While current graphics processing units (GPUs) are able to offer at least an order of magnitude improvement in processing power over current central processing units (CPUs) that have been traditionally used to perform calculations accessing this performance is frequently less than trivial. This series of articles examines some of the issues that arise when trying to optimize the performance of code running on the GPU.

Kernel Occupancy

Intel Processor Die Map
Figure 1: Intel Processor Die Map(source: Intel)

A modern CPU, as shown in Figure 1, consists of a small number of identical, complex general purpose cores. Each of these cores is design to process a wide range of instructions and to execute a single thread of instructions at high speed. Much of the complexity of these cores is due to the fact that to improve speed the processing of each instruction is pipelined.

16 Stage CPU Pipeline
Figure 2: 16 Stage CPU Pipeline(source: Intel)

Each stage of the processing of an instruction is done by a separate section of the hardware, this allows many instructions to be processed at the same time rather than waiting for each one to finish before beginning the next, as shown in Figure 2 for a 16 stage pipeline. This approach does have drawbacks however. Chief amongst these is that it may not be possible to start processing the next instruction, for example if it depends on the result of an instruction still being processed or on data still being loaded. Modern CPUs allow for this by being able to look ahead in the list of upcoming instructions to find one that can be started, this is known as out of order execution. The drawback is that the hardware to do this is quite complex and reduces the number of transistors that can be allocated to the job of actually processing the instructions.
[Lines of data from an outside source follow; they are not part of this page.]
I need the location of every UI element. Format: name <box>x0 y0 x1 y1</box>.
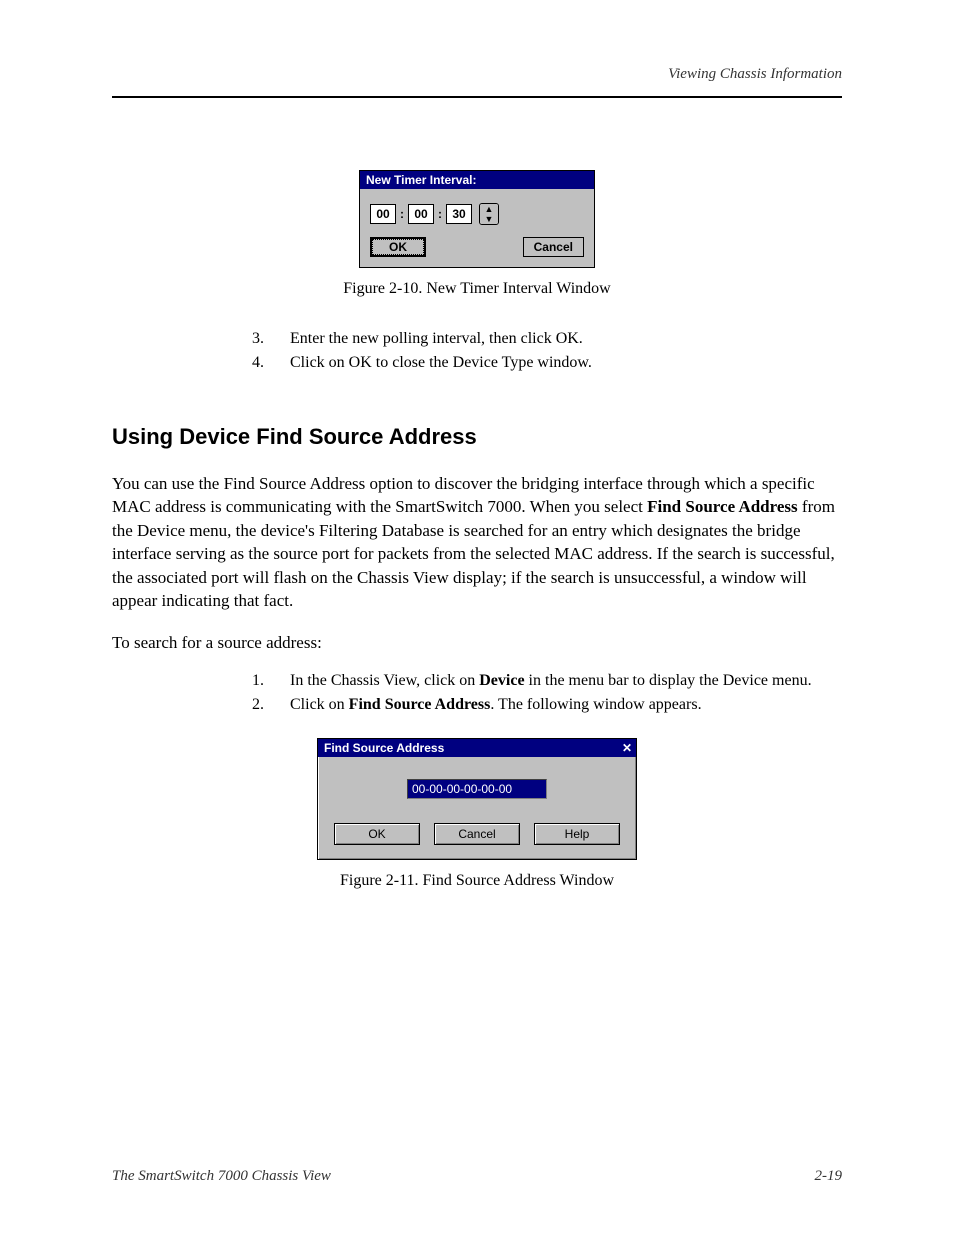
dialog-titlebar: New Timer Interval: <box>360 171 594 189</box>
step-text: Click on Find Source Address. The follow… <box>290 696 702 714</box>
cancel-button[interactable]: Cancel <box>434 823 520 845</box>
dialog-button-row: OK Cancel <box>370 237 584 257</box>
mac-address-input[interactable]: 00-00-00-00-00-00 <box>407 779 547 799</box>
dialog-body: 00-00-00-00-00-00 OK Cancel Help <box>318 757 636 859</box>
time-input-row: 00 : 00 : 30 ▲ ▼ <box>370 203 584 225</box>
step-line: 1. In the Chassis View, click on Device … <box>252 672 842 690</box>
footer-left: The SmartSwitch 7000 Chassis View <box>112 1168 331 1185</box>
dialog-body: 00 : 00 : 30 ▲ ▼ OK Cancel <box>360 189 594 267</box>
spinner-up-icon[interactable]: ▲ <box>480 204 498 214</box>
figure-caption-1: Figure 2-10. New Timer Interval Window <box>112 280 842 298</box>
body-paragraph-1: You can use the Find Source Address opti… <box>112 472 842 613</box>
new-timer-interval-dialog: New Timer Interval: 00 : 00 : 30 ▲ ▼ OK … <box>359 170 595 268</box>
dialog-titlebar: Find Source Address ✕ <box>318 739 636 757</box>
ok-button[interactable]: OK <box>334 823 420 845</box>
page-footer: The SmartSwitch 7000 Chassis View 2-19 <box>112 1168 842 1185</box>
dialog-button-row: OK Cancel Help <box>334 823 620 845</box>
step-text: Click on OK to close the Device Type win… <box>290 354 592 372</box>
step-text: Enter the new polling interval, then cli… <box>290 330 583 348</box>
header-rule <box>112 96 842 98</box>
close-icon[interactable]: ✕ <box>622 741 632 755</box>
steps-block-1: 3. Enter the new polling interval, then … <box>252 330 842 372</box>
find-source-address-dialog: Find Source Address ✕ 00-00-00-00-00-00 … <box>317 738 637 860</box>
steps-block-2: 1. In the Chassis View, click on Device … <box>252 672 842 714</box>
dialog-title: Find Source Address <box>324 741 444 755</box>
dialog-title: New Timer Interval: <box>366 173 476 187</box>
time-colon: : <box>437 207 443 221</box>
step-line: 4. Click on OK to close the Device Type … <box>252 354 842 372</box>
spinner[interactable]: ▲ ▼ <box>479 203 499 225</box>
page-header-title: Viewing Chassis Information <box>668 66 842 83</box>
help-button[interactable]: Help <box>534 823 620 845</box>
page-content: New Timer Interval: 00 : 00 : 30 ▲ ▼ OK … <box>112 170 842 890</box>
spinner-down-icon[interactable]: ▼ <box>480 214 498 224</box>
step-number: 2. <box>252 696 270 714</box>
step-line: 3. Enter the new polling interval, then … <box>252 330 842 348</box>
body-paragraph-2: To search for a source address: <box>112 631 842 654</box>
minutes-input[interactable]: 00 <box>408 204 434 224</box>
seconds-input[interactable]: 30 <box>446 204 472 224</box>
step-number: 3. <box>252 330 270 348</box>
step-number: 1. <box>252 672 270 690</box>
step-line: 2. Click on Find Source Address. The fol… <box>252 696 842 714</box>
time-colon: : <box>399 207 405 221</box>
section-heading: Using Device Find Source Address <box>112 424 842 450</box>
figure-caption-2: Figure 2-11. Find Source Address Window <box>112 872 842 890</box>
ok-button[interactable]: OK <box>370 237 426 257</box>
step-number: 4. <box>252 354 270 372</box>
step-text: In the Chassis View, click on Device in … <box>290 672 812 690</box>
hours-input[interactable]: 00 <box>370 204 396 224</box>
footer-page-number: 2-19 <box>815 1168 843 1185</box>
cancel-button[interactable]: Cancel <box>523 237 584 257</box>
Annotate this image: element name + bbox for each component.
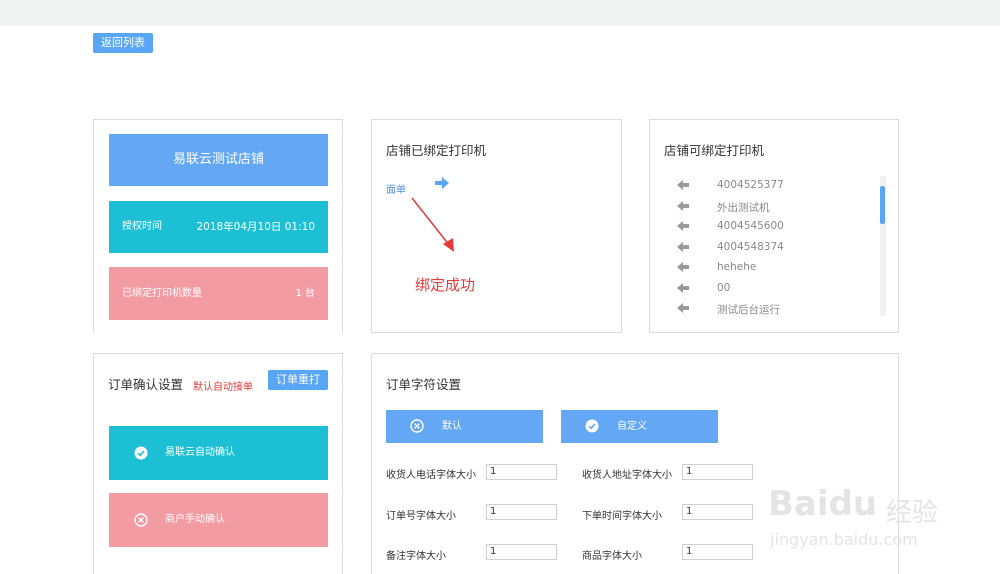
printer-name: 4004545600 bbox=[717, 220, 784, 232]
watermark-cn: 经验 bbox=[886, 498, 939, 528]
default-mode-label: 默认 bbox=[442, 421, 462, 432]
shop-info-panel: 易联云测试店铺 授权时间 2018年04月10日 01:10 已绑定打印机数量 … bbox=[93, 119, 343, 333]
baidu-watermark: Baidu 经验 jingyan.baidu.com bbox=[768, 480, 958, 570]
available-printers-title: 店铺可绑定打印机 bbox=[664, 143, 765, 158]
bind-arrow-icon[interactable] bbox=[677, 303, 689, 313]
bind-arrow-icon[interactable] bbox=[677, 221, 689, 231]
auth-time-box: 授权时间 2018年04月10日 01:10 bbox=[109, 201, 328, 253]
available-printer-list: 4004525377 外出测试机 4004545600 4004548374 h… bbox=[650, 176, 900, 320]
manual-confirm-label: 商户手动确认 bbox=[165, 514, 225, 525]
order-no-font-size-label: 订单号字体大小 bbox=[386, 511, 456, 522]
printer-name: 4004525377 bbox=[717, 179, 784, 191]
printer-row[interactable]: hehehe bbox=[650, 258, 880, 278]
phone-font-size-input[interactable]: 1 bbox=[486, 464, 557, 480]
bound-printers-title: 店铺已绑定打印机 bbox=[386, 143, 487, 158]
unbind-arrow-icon[interactable] bbox=[435, 177, 449, 189]
shop-name: 易联云测试店铺 bbox=[109, 134, 328, 186]
check-circle-icon bbox=[134, 446, 148, 460]
printer-row[interactable]: 测试后台运行 bbox=[650, 299, 880, 319]
bind-arrow-icon[interactable] bbox=[677, 180, 689, 190]
custom-mode-label: 自定义 bbox=[617, 421, 647, 432]
printer-list-scrollbar-thumb[interactable] bbox=[880, 186, 885, 224]
close-circle-icon bbox=[410, 419, 424, 433]
printer-name: 外出测试机 bbox=[717, 201, 770, 214]
address-font-size-input[interactable]: 1 bbox=[682, 464, 753, 480]
printer-name: hehehe bbox=[717, 261, 757, 273]
printer-row[interactable]: 00 bbox=[650, 279, 880, 299]
order-time-font-size-input[interactable]: 1 bbox=[682, 504, 753, 520]
default-mode-button[interactable]: 默认 bbox=[386, 410, 543, 443]
printer-row[interactable]: 4004525377 bbox=[650, 176, 880, 196]
remark-font-size-label: 备注字体大小 bbox=[386, 551, 446, 562]
auto-confirm-label: 易联云自动确认 bbox=[165, 447, 235, 458]
manual-confirm-option[interactable]: 商户手动确认 bbox=[109, 493, 328, 547]
address-font-size-label: 收货人地址字体大小 bbox=[582, 470, 672, 481]
close-circle-icon bbox=[134, 513, 148, 527]
bind-arrow-icon[interactable] bbox=[677, 241, 689, 252]
auth-time-label: 授权时间 bbox=[122, 221, 162, 232]
order-char-title: 订单字符设置 bbox=[386, 377, 462, 392]
order-no-font-size-input[interactable]: 1 bbox=[486, 504, 557, 520]
order-confirm-panel: 订单确认设置 默认自动接单 订单重打 易联云自动确认 商户手动确认 bbox=[93, 353, 343, 574]
printer-name: 4004548374 bbox=[717, 240, 784, 253]
phone-font-size-label: 收货人电话字体大小 bbox=[386, 470, 476, 481]
auto-confirm-option[interactable]: 易联云自动确认 bbox=[109, 426, 328, 480]
bound-count-box: 已绑定打印机数量 1 台 bbox=[109, 267, 328, 320]
bind-arrow-icon[interactable] bbox=[677, 200, 689, 211]
bound-count-value: 1 台 bbox=[295, 288, 315, 299]
top-bar bbox=[0, 0, 1000, 26]
bound-printers-panel: 店铺已绑定打印机 面单 绑定成功 bbox=[371, 119, 622, 333]
annotation-arrow-icon bbox=[411, 197, 454, 252]
custom-mode-button[interactable]: 自定义 bbox=[561, 410, 718, 443]
auth-time-value: 2018年04月10日 01:10 bbox=[196, 221, 315, 233]
watermark-brand: Baidu bbox=[768, 484, 878, 524]
bind-success-text: 绑定成功 bbox=[415, 276, 476, 294]
product-font-size-label: 商品字体大小 bbox=[582, 551, 642, 562]
printer-row[interactable]: 4004545600 bbox=[650, 217, 880, 237]
order-confirm-hint: 默认自动接单 bbox=[193, 382, 253, 393]
bound-count-label: 已绑定打印机数量 bbox=[122, 288, 202, 299]
order-reprint-button[interactable]: 订单重打 bbox=[268, 370, 328, 390]
back-to-list-button[interactable]: 返回列表 bbox=[93, 33, 153, 53]
bind-arrow-icon[interactable] bbox=[677, 262, 689, 272]
bound-printer-item[interactable]: 面单 bbox=[386, 181, 406, 196]
printer-name: 测试后台运行 bbox=[717, 304, 780, 316]
order-time-font-size-label: 下单时间字体大小 bbox=[582, 511, 662, 522]
printer-row[interactable]: 外出测试机 bbox=[650, 197, 880, 217]
product-font-size-input[interactable]: 1 bbox=[682, 544, 753, 560]
watermark-url: jingyan.baidu.com bbox=[770, 530, 918, 549]
printer-name: 00 bbox=[717, 281, 731, 294]
printer-row[interactable]: 4004548374 bbox=[650, 238, 880, 258]
remark-font-size-input[interactable]: 1 bbox=[486, 544, 557, 560]
bind-arrow-icon[interactable] bbox=[677, 282, 689, 293]
order-confirm-title: 订单确认设置 bbox=[108, 377, 184, 392]
available-printers-panel: 店铺可绑定打印机 4004525377 外出测试机 4004545600 400… bbox=[649, 119, 899, 333]
check-circle-icon bbox=[585, 419, 599, 433]
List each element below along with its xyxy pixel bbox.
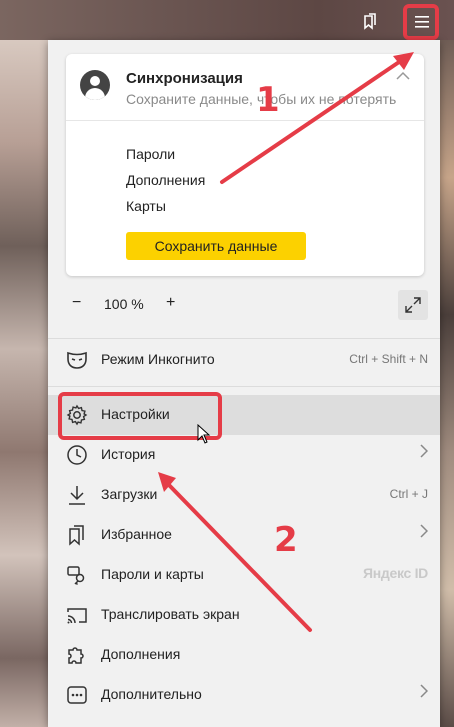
- fullscreen-button[interactable]: [398, 290, 428, 320]
- clock-icon: [66, 444, 88, 466]
- annotation-box-menu: [403, 4, 439, 40]
- sync-title: Синхронизация: [126, 70, 243, 87]
- menu-item-cast[interactable]: Транслировать экран: [48, 595, 440, 635]
- sync-divider: [66, 120, 424, 121]
- zoom-row: − 100 % +: [48, 284, 440, 334]
- menu-item-favorites[interactable]: Избранное: [48, 515, 440, 555]
- chevron-right-icon: [420, 524, 429, 543]
- collapse-chevron-icon[interactable]: [396, 68, 410, 84]
- menu-item-label: Режим Инкогнито: [101, 351, 215, 367]
- chevron-right-icon: [420, 444, 429, 463]
- menu-item-label: История: [101, 446, 156, 462]
- shortcut-label: Ctrl + Shift + N: [349, 352, 428, 366]
- bookmarks-icon: [364, 13, 376, 30]
- sync-card: Синхронизация Сохраните данные, чтобы их…: [66, 54, 424, 276]
- menu-item-label: Пароли и карты: [101, 566, 204, 582]
- menu-item-label: Избранное: [101, 526, 172, 542]
- menu-item-label: Дополнительно: [101, 686, 202, 702]
- bookmarks-button[interactable]: [354, 6, 386, 38]
- menu-item-label: Загрузки: [101, 486, 158, 502]
- avatar[interactable]: [80, 70, 110, 100]
- divider: [48, 386, 440, 387]
- incognito-mask-icon: [66, 349, 88, 371]
- annotation-number-1: 1: [256, 80, 280, 120]
- menu-item-extensions[interactable]: Дополнения: [48, 635, 440, 675]
- shortcut-label: Ctrl + J: [389, 487, 428, 501]
- sync-item-passwords: Пароли: [126, 146, 176, 162]
- sync-item-cards: Карты: [126, 198, 166, 214]
- more-dots-icon: [66, 684, 88, 706]
- fullscreen-icon: [405, 297, 421, 313]
- zoom-level: 100 %: [104, 296, 144, 312]
- download-icon: [66, 484, 88, 506]
- bookmarks-icon: [66, 524, 88, 546]
- zoom-in-button[interactable]: +: [166, 294, 175, 312]
- main-menu-panel: Синхронизация Сохраните данные, чтобы их…: [48, 40, 440, 727]
- mouse-cursor-icon: [197, 424, 211, 444]
- menu-item-downloads[interactable]: Загрузки Ctrl + J: [48, 475, 440, 515]
- annotation-number-2: 2: [274, 520, 298, 560]
- chevron-right-icon: [420, 684, 429, 703]
- zoom-out-button[interactable]: −: [72, 294, 81, 312]
- menu-item-label: Дополнения: [101, 646, 181, 662]
- menu-item-label: Транслировать экран: [101, 606, 240, 622]
- menu-item-history[interactable]: История: [48, 435, 440, 475]
- save-data-button[interactable]: Сохранить данные: [126, 232, 306, 260]
- menu-item-passwords[interactable]: Пароли и карты Яндекс ID: [48, 555, 440, 595]
- yandex-id-badge: Яндекс ID: [363, 565, 428, 581]
- cast-icon: [66, 604, 88, 626]
- menu-item-more[interactable]: Дополнительно: [48, 675, 440, 715]
- puzzle-icon: [66, 644, 88, 666]
- menu-item-incognito[interactable]: Режим Инкогнито Ctrl + Shift + N: [48, 340, 440, 380]
- key-card-icon: [66, 564, 88, 586]
- divider: [48, 338, 440, 339]
- sync-item-extensions: Дополнения: [126, 172, 206, 188]
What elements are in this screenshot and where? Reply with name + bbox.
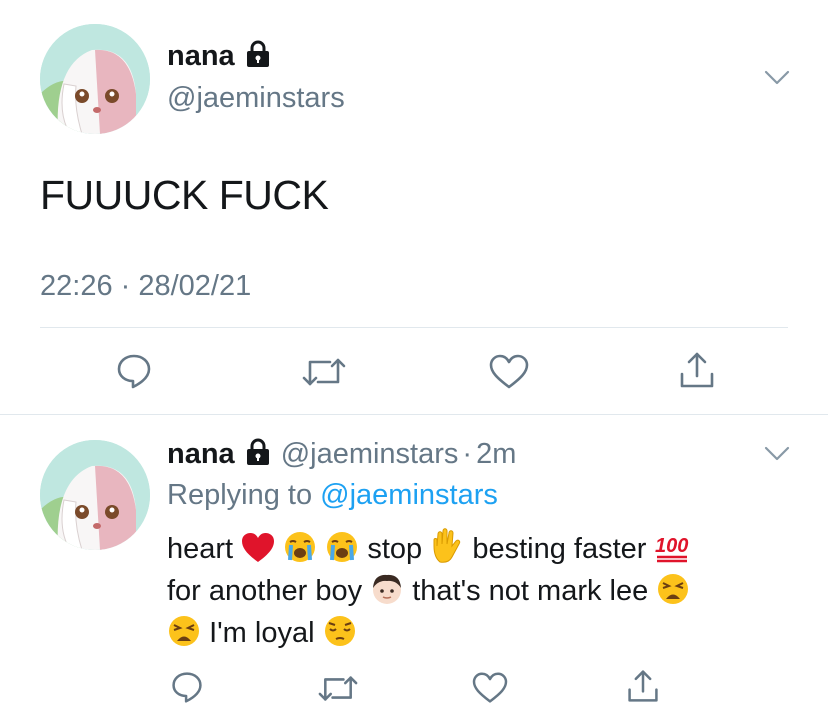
lock-icon [245, 438, 271, 471]
reply-retweet-button[interactable] [318, 674, 358, 703]
reply-text-line-2: for another boy that's not mark lee [167, 570, 690, 618]
reply-reply-button[interactable] [170, 670, 204, 704]
reply-display-name[interactable]: nana [167, 438, 235, 471]
separator: · [462, 438, 473, 470]
divider [40, 327, 788, 328]
avatar[interactable] [40, 24, 150, 134]
weary-face-emoji [656, 572, 690, 618]
reply-chevron-down-icon[interactable] [764, 446, 790, 462]
pensive-face-emoji [323, 614, 357, 660]
display-name[interactable]: nana [167, 40, 235, 73]
retweet-icon [302, 358, 346, 386]
reply-text-heart: heart [167, 533, 234, 565]
reply-time[interactable]: 2m [476, 438, 516, 471]
reply-text-line-1: heart stop besting faster 100 [167, 528, 690, 576]
reply-text-stop: stop [367, 533, 423, 565]
reply-user-handle[interactable]: @jaeminstars [281, 438, 459, 471]
lock-icon [245, 40, 271, 73]
share-icon [680, 352, 714, 388]
like-icon [489, 354, 529, 389]
retweet-button[interactable] [302, 356, 346, 388]
reply-text-line-3: I'm loyal [167, 612, 357, 660]
reply-avatar[interactable] [40, 440, 150, 550]
reply-icon [172, 672, 202, 703]
share-icon [628, 670, 658, 702]
retweet-icon [318, 676, 358, 701]
section-divider [0, 414, 828, 415]
boy-emoji [370, 572, 404, 618]
svg-text:100: 100 [655, 535, 688, 557]
weary-face-emoji [167, 614, 201, 660]
reply-icon [117, 354, 151, 389]
replying-to-handle[interactable]: @jaeminstars [320, 479, 498, 511]
user-handle[interactable]: @jaeminstars [167, 82, 345, 115]
reply-text-besting: besting faster [472, 533, 647, 565]
tweet-text: FUUUCK FUCK [40, 172, 329, 218]
like-button[interactable] [489, 354, 529, 390]
chevron-down-icon[interactable] [764, 70, 790, 86]
reply-button[interactable] [115, 352, 153, 390]
reply-text-not-mark: that's not mark lee [412, 575, 649, 607]
tweet-timestamp[interactable]: 22:26 · 28/02/21 [40, 270, 251, 303]
replying-to-label: Replying to [167, 479, 313, 511]
share-button[interactable] [678, 350, 716, 390]
reply-share-button[interactable] [626, 668, 660, 704]
reply-text-loyal: I'm loyal [209, 617, 315, 649]
reply-text-another-boy: for another boy [167, 575, 363, 607]
like-icon [472, 672, 508, 703]
raised-hand-emoji [430, 528, 464, 576]
reply-like-button[interactable] [472, 672, 508, 704]
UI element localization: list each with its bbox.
This is just one example of how the general purpose nature of the CPU detracts from its ability to do a single job, in this case processing
arithmetical instructions.

Maxwell architecture block diagram
Figure 3: NVIDIA Maxwell Architecture Block Diagram(source: NVIDIA)

In contrast to a CPU a GPU consists of a very large number of identical, simple, in-order processing elements. This structure is shown in Figure 3. These elements are simple, efficient and small precisely because, unlike a core in a CPU, they are designed only to support a limited set of primarily arithmetical operations. The remaining functions required of the GPU are performed by a much smaller number of special purpose elements which are shared between the much larger numbers of processing elements. The processing elements are organised into groups each of which shares a number of special purpose elements and other resources forming what is commonly termed a “compute core”.

While the structure of a GPU is very different from that of a CPU many of the challenges in extracting the maximum performance from it remain the same. One of the primary challenges, as alluded to above when discussing the structure of a CPU, is to ensure that all of the processing elements are kept busy, the measure of which is known as kernel occupancy. With its very different structure the GPU uses a different strategy from the CPU to maximize this.

Workgroups and Work Items

To be able to extract the maximum performance from the GPU the structure of the problem solved by the GPU must mirror its structure. It must consist of a large number of identical tasks, or work items, each of which can be processed by one of the processing elements.

It is the nature of the problem that allows the GPU to adopt a different approach to handling cases where a processing element cannot for some reason execute the next instruction in the thread of instructions it is working on. Instead of including complex logic for looking ahead in the thread of instructions for an instruction it can execute the GPU leverages the fact that there are many work items to be performed and simply switches to another work item for which the next instruction may be executed.

As mentioned above a single processing element is not complete by itself but rather is part of a compute core. The processing elements of a compute core share resources and may switch between the work items assigned to the compute core, but not to work items assigned to other compute cores. The set of work items assigned to a single compute core is known as a work group.

One of the most significant factors in maximising kernel occupancy is therefore to ensure that the problem to be solved is split into the optimal number of work groups each containing the optimal number of work items. This is a non-trivial task and the correct values will vary depending on the hardware. The aim being to ensure that there are sufficient work groups to keep all the compute cores occupied and sufficient work items in each work group to keep all the processing elements in the compute cores occupied. Some of the principal factors to be considered when computing the size of the work groups are listed below:

  • The number of compute cores available on the device being used.
  • The number of processing elements per compute core on the device being used.
  • The number of registers available per compute core vs the number required by the program to be executed.
  • The amount of shared memory available to each compute core vs the amount required by the program to be executed.